Mohammed Musabah has been the governor of Basra for a month.
The contest between the religious parties is fierce, far more intense than their struggle with secular groups. Musabah views the other Islamic parties as the biggest threat to his success, even if he refrains from lambasting them, as he did during the campaign.
"There are many other parties and movements trying to inflame the situation," he said on this day.
As in other cities in southern Iraq, the contest is usually fought within the security forces established during the past two years. Musabah estimates that 75 to 80 percent of Basra's policemen are loyal not to him but to the rival Islamic parties. In his first month, he has already fired the two most powerful police officials, both disciples of the Supreme Council for the Islamic Revolution in Iraq, a leading Shiite party.
"We represent the law," he told a delegation of three police officers that came next in his string of meetings. "We are legal. We are elected."
They complained that other officers were loyal to parties; they worried that the tribes ignored their authority.
"Just tell them the governor is your tribe," Musabah said.

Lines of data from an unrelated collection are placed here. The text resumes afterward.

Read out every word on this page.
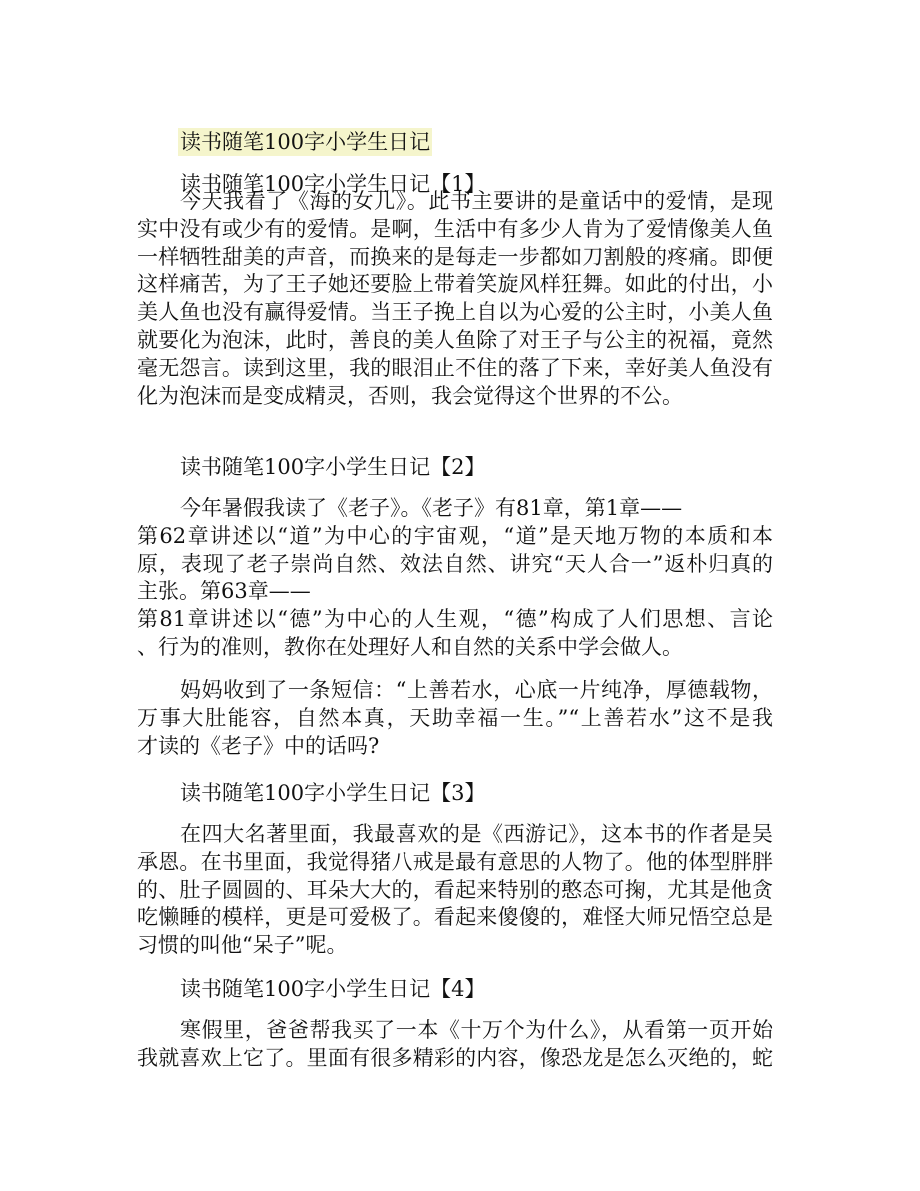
读书随笔100字小学生日记
读书随笔100字小学生日记【1】
今天我看了《海的女儿》。此书主要讲的是童话中的爱情，是现
实中没有或少有的爱情。是啊，生活中有多少人肯为了爱情像美人鱼
一样牺牲甜美的声音，而换来的是每走一步都如刀割般的疼痛。即便
这样痛苦，为了王子她还要脸上带着笑旋风样狂舞。如此的付出，小
美人鱼也没有赢得爱情。当王子挽上自以为心爱的公主时，小美人鱼
就要化为泡沫，此时，善良的美人鱼除了对王子与公主的祝福，竟然
毫无怨言。读到这里，我的眼泪止不住的落了下来，幸好美人鱼没有
化为泡沫而是变成精灵，否则，我会觉得这个世界的不公。
读书随笔100字小学生日记【2】
今年暑假我读了《老子》。《老子》有81章，第1章——
第62章讲述以“道”为中心的宇宙观，“道”是天地万物的本质和本
原，表现了老子崇尚自然、效法自然、讲究“天人合一”返朴归真的
主张。第63章——
第81章讲述以“德”为中心的人生观，“德”构成了人们思想、言论
、行为的准则，教你在处理好人和自然的关系中学会做人。
妈妈收到了一条短信：“上善若水，心底一片纯净，厚德载物，
万事大肚能容，自然本真，天助幸福一生。”“上善若水”这不是我
才读的《老子》中的话吗?
读书随笔100字小学生日记【3】
在四大名著里面，我最喜欢的是《西游记》，这本书的作者是吴
承恩。在书里面，我觉得猪八戒是最有意思的人物了。他的体型胖胖
的、肚子圆圆的、耳朵大大的，看起来特别的憨态可掬，尤其是他贪
吃懒睡的模样，更是可爱极了。看起来傻傻的，难怪大师兄悟空总是
习惯的叫他“呆子”呢。
读书随笔100字小学生日记【4】
寒假里，爸爸帮我买了一本《十万个为什么》，从看第一页开始
我就喜欢上它了。里面有很多精彩的内容，像恐龙是怎么灭绝的，蛇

A delegation of tribesmen followed, wearing the black checkered head scarves and robes of village elders. On one side was the aggrieved brother of a man killed at a wedding party four months ago by stray gunfire. On the other were two tribal sheiks trying to get him to relent in his demand that 17 people from the groom's family should move to another town as punishment.
Fists crashed on the arms of chairs. Fingers pointed. Shouts were interrupted by an occasional "Permit me to speak!" Sheik Ali Almerian, the short, wiry brother of the slain man, turned to the governor. "If you don't solve the problem," he said in rough, rural Arabic, "there will be more bloodshed!" There were more pleas for the man to relent. "Never! There is no negotiation!"
Musabah sat at his desk, quiet. The quarrel went on for a half-hour before he made a suggestion: Invite all the parties to the governor's office next week, and they will find a compromise.
A 'Son of Basra'
To many in Basra, Musabah remains an unknown quantity. So far, those who have met him say he is a good listener, someone who is upright and kind. The complaints are those heard often about the new generation of religiously oriented leaders in Basra: He is inexperienced and not highly educated. (He has a two-year associate degree as a surveyor.) The vocal secular element in the city worries that his moderate veneer conceals a more draconian conservatism.
"The election was excellent, but the result was bad," said Saleh Najim, the dean of Basra University's engineering college.
Musabah speaks little of religion. He said he no longer considered himself a member of the Virtue Party, but rather a "son of Basra." As for faith, he said, that was best left to others. "We will deal with everyone in the same spirit," he said. "Religious issues don't have anything to do with government affairs. This is the purview of the clerics."
His day neared an end, as trays of tea kept arriving. He secured a weapons permit for a Catholic priest and dealt with contractors struggling with Basra's collapsing sewage system. The foremen of a state-owned ironworks pleaded for money to restart their factory. A local cleric asked whether funds were available to rebuild a neighborhood mosque. Musabah's secretary, Furat Salih, brought in a handwritten piece of paper that documented faltering electricity production in Basra, a report he receives daily.
A delegation of utility workers soon arrived. Its members were flustered and a little cynical. Hours-long blackouts are perhaps the biggest complaint among Basra residents, and the workers said they were at wit's end. Their equipment was 25 years old. Solutions, they said, remained merely ink on paper.
"We're suffering, and we'll suffer especially this summer. We have no spare parts and no generators," said Maytham Wasfi, the assistant general director for power distribution in southern Iraq. "Electricity is just worn out, especially in the south."
Musabah winced, then tried to reassure them.
"We're going to be very frank with the masses," he said.